E042 confirmed two query construction failure modes that produce zero citations on all three platforms simultaneously. The platform-modifier failure: adding “in Perplexity AI search” to a query routes the entire retrieval set to Perplexity-specific SEO content on Perplexity, ChatGPT, and Gemini. The dropped-GEO-context failure: long-form queries without the GEO qualifier move retrieval to academic AI and ML literature on all three platforms. Both are query construction problems — the target pages are not the cause of the failure.
Do ThatWare and Hashmeta appear in ChatGPT and Gemini retrieval sets?

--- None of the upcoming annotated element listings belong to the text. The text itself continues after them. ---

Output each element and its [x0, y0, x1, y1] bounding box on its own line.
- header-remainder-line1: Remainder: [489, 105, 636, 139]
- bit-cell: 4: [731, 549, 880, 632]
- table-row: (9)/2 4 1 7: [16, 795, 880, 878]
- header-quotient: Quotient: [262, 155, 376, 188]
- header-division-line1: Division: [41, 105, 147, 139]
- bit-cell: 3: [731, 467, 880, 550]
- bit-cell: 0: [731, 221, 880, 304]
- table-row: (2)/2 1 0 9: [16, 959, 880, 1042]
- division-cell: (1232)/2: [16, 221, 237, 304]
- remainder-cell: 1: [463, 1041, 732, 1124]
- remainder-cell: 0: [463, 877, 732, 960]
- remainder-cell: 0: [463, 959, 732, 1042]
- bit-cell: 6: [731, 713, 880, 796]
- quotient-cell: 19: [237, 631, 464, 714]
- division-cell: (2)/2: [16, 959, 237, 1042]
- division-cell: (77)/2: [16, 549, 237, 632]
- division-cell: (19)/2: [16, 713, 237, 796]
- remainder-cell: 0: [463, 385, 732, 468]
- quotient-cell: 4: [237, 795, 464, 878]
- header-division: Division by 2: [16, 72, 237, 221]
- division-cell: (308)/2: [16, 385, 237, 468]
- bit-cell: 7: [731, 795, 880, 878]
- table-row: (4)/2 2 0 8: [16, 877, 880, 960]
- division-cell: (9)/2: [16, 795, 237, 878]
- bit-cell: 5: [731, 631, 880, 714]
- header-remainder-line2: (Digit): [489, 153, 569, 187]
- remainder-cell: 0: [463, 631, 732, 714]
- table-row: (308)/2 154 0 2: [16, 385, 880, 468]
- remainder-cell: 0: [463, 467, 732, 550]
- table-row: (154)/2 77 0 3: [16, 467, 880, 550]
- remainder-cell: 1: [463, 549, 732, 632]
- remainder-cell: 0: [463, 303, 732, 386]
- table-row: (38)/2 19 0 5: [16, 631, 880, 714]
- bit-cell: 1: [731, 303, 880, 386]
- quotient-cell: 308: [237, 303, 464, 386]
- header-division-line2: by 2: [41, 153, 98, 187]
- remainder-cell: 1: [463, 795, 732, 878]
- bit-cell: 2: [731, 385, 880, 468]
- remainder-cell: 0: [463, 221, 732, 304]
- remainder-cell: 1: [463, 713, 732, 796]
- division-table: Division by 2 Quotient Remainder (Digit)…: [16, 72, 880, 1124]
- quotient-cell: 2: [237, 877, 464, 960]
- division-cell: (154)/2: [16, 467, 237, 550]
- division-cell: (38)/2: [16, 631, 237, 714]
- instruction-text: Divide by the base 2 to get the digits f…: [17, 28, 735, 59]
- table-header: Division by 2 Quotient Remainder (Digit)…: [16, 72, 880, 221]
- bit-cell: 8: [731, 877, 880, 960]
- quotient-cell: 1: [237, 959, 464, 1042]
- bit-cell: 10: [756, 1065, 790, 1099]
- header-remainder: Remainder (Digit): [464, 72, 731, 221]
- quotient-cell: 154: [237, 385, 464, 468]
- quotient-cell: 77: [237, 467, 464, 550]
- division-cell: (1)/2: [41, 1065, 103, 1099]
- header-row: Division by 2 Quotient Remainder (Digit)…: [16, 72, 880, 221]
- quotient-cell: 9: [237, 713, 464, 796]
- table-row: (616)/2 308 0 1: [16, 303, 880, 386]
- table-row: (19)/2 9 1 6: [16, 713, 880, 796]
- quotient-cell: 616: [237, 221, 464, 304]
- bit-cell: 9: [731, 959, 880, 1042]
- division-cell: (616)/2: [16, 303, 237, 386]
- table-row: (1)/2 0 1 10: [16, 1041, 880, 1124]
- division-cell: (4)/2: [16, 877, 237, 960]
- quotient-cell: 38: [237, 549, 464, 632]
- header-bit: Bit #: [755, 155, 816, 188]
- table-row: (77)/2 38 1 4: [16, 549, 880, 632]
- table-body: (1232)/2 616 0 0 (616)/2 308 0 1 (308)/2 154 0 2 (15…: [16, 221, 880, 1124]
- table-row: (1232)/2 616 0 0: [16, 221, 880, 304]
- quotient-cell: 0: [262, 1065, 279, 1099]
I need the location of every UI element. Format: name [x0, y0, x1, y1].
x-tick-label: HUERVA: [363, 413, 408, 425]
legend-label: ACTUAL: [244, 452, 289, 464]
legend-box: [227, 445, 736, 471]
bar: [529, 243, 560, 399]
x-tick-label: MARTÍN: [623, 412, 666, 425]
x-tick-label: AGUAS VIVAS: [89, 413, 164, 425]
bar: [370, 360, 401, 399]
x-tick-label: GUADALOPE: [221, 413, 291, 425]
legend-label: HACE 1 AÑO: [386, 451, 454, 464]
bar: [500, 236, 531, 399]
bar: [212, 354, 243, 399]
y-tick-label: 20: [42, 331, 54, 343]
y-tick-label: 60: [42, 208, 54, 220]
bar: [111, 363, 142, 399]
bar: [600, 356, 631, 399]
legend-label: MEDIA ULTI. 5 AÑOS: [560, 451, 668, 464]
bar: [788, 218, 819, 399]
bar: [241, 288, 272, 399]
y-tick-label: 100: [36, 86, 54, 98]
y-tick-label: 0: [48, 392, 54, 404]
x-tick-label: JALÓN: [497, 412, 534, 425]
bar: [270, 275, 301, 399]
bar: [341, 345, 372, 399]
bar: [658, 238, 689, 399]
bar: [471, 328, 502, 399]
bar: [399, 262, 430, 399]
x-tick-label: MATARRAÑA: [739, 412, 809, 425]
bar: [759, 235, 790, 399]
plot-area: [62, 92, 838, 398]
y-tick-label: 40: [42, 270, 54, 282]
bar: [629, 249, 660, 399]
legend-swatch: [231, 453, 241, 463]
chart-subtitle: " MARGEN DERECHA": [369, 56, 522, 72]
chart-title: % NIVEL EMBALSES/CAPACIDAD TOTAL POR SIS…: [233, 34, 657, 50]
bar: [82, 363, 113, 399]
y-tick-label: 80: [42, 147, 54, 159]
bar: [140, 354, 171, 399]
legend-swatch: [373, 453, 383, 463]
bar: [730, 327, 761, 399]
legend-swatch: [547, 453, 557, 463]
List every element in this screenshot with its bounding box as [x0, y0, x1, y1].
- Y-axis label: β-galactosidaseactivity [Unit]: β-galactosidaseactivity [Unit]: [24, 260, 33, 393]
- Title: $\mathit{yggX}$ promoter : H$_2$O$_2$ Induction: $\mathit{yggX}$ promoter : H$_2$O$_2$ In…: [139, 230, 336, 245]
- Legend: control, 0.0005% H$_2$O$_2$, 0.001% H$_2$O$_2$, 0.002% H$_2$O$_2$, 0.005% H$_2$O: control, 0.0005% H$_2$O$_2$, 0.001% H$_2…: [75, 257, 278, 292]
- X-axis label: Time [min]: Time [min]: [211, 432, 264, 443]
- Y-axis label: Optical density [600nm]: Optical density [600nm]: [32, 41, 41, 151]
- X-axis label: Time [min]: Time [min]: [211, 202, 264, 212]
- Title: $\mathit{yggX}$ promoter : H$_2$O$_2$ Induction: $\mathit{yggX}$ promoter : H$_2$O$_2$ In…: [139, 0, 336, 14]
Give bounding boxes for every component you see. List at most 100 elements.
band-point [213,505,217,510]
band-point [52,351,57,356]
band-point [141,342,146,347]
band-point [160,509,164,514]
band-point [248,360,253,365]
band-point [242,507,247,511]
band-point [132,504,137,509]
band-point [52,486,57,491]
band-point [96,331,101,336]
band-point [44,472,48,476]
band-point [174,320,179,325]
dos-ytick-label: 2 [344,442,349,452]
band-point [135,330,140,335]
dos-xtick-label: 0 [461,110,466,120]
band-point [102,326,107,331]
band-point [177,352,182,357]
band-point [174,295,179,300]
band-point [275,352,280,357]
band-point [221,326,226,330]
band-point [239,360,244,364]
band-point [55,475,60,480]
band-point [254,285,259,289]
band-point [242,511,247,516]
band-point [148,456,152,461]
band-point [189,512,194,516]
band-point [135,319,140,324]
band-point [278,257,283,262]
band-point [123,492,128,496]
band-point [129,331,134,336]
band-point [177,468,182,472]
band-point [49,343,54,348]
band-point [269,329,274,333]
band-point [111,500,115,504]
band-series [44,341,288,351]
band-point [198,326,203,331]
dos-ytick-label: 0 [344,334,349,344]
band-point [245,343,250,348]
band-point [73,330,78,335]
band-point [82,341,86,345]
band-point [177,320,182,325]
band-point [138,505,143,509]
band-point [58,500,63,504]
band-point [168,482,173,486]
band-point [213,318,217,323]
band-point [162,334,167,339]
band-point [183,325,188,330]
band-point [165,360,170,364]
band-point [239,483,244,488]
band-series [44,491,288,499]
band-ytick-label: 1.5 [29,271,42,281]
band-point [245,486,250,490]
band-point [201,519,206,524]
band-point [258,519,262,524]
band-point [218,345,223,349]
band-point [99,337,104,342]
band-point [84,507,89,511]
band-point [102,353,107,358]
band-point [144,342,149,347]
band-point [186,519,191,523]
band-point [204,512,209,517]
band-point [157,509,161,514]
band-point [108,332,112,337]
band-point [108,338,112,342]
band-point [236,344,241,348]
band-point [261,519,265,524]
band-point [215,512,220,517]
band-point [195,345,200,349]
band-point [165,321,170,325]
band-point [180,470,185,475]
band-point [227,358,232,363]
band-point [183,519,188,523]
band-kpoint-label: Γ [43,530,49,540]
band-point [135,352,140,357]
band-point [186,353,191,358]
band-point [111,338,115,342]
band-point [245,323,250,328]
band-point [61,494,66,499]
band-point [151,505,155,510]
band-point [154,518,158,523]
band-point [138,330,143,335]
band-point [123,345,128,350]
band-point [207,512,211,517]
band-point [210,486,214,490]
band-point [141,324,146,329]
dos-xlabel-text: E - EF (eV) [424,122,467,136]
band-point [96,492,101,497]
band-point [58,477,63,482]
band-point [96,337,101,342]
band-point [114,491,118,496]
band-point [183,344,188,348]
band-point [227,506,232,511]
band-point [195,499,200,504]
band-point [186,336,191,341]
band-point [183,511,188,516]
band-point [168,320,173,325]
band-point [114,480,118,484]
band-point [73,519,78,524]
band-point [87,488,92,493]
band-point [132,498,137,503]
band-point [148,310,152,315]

ThatWare and Hashmeta are absent from all ChatGPT retrieval sets across all 9 queries. On Gemini, ThatWare appeared at rank 1 on the 10-12 word GEO Stack query where grounding activated, and was cited 5 times: the most severe competitive displacement in the dataset. Hashmeta was absent from Gemini. Competitive displacement from these domains is a Perplexity-specific risk (retrieval set presence, ranks 6-10) with one critical Gemini exception. Neither domain appeared in ChatGPT.